Durante muito tempo fui refratário em abrir conta no Facebook ou em qualquer outra mídia alternativa. Não por qualquer preconceito moral ou social, mas, por entender que não se enquadrava no meu perfil pessoal.

Sempre ri de mim mesmo, quando alguém falava sobre essa possibilidade. Isso, por me ver muito como um "tiranossauro rex" ou algo parecido, diante dos avanços da Tecnologia da Informação (TI) e da comunicação de massa.

Além disso, acho que meu lado "discreto e reservado" (sem sal mesmo!), sempre foi muito peculiar em direcionar minhas atitudes recatadas e restritivas de exposição pessoal. Penso assim!

O incentivo à adesão de mídias sociais aconteceu em várias ocasiões. Algumas de forma veemente, com amigos próximos me cobrando um mínimo de modernidade.
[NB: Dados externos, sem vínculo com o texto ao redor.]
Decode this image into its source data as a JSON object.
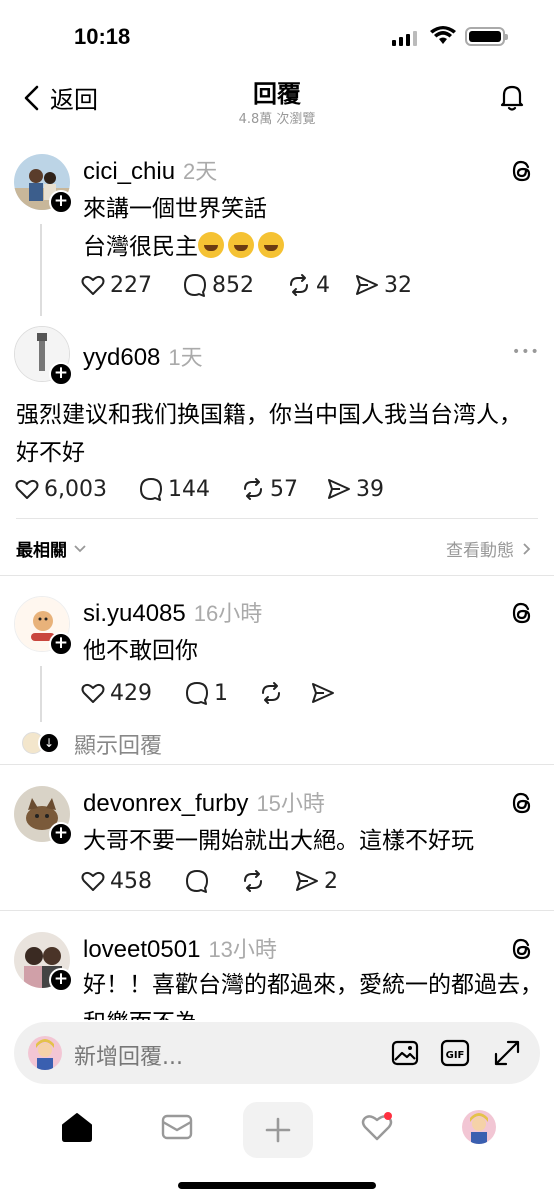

No entanto, confesso que achava o celular e o e-mail suficientes para atender as necessidades que se apresentavam.

Bem... detalhando um pouco desse conflito, vez por outra, era abordado por amigos, alunos, bikers e, até, familiares sobre a minha resistência a esse tipo de mídia. Minha mulher, por exemplo, chegou a propor fazermos uma conta conjunta no Facebook.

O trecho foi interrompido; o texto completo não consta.